Snowflake: Valid Credentials. Invalid Identity.

Written by Kevin Surace | Apr 30, 2026 1:15:01 PM

When a cloud platform makes headlines for a breach, attention falls on the platform. Was there a vulnerability? Was encryption broken? Was access control misconfigured? In the Snowflake-related incidents, those questions are the wrong ones.

Snowflake was not breached. The platform performed exactly as designed. What failed was identity.

Credentials Are Not Identity

Investigators confirmed that attackers accessed Snowflake customer environments using stolen credentials obtained elsewhere. In some cases, MFA was disabled. In others, it was bypassed through session token reuse or poorly scoped authentication controls. Once authenticated, the attacker was treated as a legitimate user. Data was queried. Exports were generated. Logs recorded successful access.

This is one of the most operationally dangerous scenarios a security team can face. There is no exploit signature. No malware. No anomalous network traffic. Every log entry reflects a normal user doing normal work — because the attacker became a valid user.

This exposes the foundational failure of credential-based security models. Credentials are transferable. They can be phished, purchased, replayed, and reused. MFA, when present, often protects only the initial login event. Session tokens and access grants persist long after authentication concludes — creating windows of exposure that have nothing to do with the platform under attack.

Attackers understand this architecture better than most defenders. They no longer need to defeat the cloud platform. They need only to acquire valid credentials and become a recognized user.

Identity as a Physical, Human-Bound Property

Token addresses this failure at the root by eliminating the reusable credential entirely. There is no password to steal. No OTP to intercept and relay. No session token that survives without continuous, live verification. Authentication requires a biometric match on the Token device itself, combined with a cryptographic assertion bound to the specific target domain.

If an attacker obtains network access, API keys, or intercepted traffic, authentication cannot be reproduced. The cryptographic proof depends on the physical Token device and the authorized individual's biometric. It cannot be replayed from another machine. It cannot be delegated. It does not exist anywhere except in the moment of verified, human-present authentication.

This matters most in cloud environments where traditional perimeter controls are absent by design. Cloud security assumes that identity providers enforce strong authentication. When identity collapses, everything behind it collapses — quietly, without triggering the alerts defenders depend on.

The Model Must Change

The affected Snowflake customers were not victims of sophisticated exploitation. They were operating under a security model that treats credentials as an acceptable proxy for identity.

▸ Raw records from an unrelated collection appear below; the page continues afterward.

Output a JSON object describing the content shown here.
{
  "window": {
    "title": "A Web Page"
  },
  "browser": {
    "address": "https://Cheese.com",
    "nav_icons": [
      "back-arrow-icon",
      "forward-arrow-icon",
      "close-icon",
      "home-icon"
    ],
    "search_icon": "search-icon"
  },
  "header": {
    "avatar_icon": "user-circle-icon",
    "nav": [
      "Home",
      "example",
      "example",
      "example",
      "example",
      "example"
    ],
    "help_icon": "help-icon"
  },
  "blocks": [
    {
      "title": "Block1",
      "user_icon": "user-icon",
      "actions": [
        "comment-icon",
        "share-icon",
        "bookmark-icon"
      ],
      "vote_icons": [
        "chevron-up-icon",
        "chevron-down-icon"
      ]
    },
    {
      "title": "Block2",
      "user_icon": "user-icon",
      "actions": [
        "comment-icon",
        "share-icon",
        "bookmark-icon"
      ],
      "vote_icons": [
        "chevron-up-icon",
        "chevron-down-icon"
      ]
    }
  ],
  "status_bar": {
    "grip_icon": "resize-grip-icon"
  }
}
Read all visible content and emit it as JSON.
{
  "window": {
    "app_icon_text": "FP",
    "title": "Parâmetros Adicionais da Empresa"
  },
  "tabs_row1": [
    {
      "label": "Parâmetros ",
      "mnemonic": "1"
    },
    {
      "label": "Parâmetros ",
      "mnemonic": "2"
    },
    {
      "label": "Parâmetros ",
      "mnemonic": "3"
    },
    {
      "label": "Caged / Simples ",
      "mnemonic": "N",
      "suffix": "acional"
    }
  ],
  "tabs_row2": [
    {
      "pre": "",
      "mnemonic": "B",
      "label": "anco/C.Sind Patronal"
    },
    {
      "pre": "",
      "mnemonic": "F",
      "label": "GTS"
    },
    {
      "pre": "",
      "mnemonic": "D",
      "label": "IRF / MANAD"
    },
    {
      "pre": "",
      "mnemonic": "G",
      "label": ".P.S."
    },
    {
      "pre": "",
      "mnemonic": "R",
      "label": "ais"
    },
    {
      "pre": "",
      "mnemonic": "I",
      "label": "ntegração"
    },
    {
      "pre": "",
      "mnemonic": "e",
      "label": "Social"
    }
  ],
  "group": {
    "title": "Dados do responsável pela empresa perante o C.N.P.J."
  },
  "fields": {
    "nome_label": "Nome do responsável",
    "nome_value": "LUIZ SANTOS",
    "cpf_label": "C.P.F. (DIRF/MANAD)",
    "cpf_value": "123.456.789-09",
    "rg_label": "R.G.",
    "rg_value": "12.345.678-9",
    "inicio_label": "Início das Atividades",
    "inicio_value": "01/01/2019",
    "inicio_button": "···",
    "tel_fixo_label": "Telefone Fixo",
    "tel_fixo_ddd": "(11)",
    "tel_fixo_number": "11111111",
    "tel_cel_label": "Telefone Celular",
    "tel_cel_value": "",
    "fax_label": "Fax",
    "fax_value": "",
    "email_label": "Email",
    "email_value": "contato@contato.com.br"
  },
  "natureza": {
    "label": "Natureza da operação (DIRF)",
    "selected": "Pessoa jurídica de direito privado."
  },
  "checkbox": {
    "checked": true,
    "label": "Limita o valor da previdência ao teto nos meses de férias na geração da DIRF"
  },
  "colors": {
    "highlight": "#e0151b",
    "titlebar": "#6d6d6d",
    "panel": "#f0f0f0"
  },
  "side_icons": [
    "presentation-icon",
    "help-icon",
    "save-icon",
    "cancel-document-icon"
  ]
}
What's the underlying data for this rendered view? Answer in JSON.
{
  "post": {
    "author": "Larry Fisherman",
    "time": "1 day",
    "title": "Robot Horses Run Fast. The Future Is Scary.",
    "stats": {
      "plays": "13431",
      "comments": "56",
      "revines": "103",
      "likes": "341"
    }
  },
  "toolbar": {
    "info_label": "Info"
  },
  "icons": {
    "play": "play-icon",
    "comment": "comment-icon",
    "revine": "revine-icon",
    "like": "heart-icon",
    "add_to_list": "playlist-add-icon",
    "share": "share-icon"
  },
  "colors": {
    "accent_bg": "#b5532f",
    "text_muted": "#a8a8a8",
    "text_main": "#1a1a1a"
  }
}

They are not alone. Most enterprise authentication still rests on secrets that can be copied, transferred, and reused.

Security leaders must confront this directly. If access is granted based on something that can be copied, it will eventually be copied. The question is not whether credential-based authentication will fail — it is when, and at what cost.

The Snowflake incidents are not a lesson in cloud misconfiguration. They are a proof point that authentication cannot function as a one-time gate. Identity must be enforced every time access is requested — not as a policy aspiration, but as a cryptographic certainty.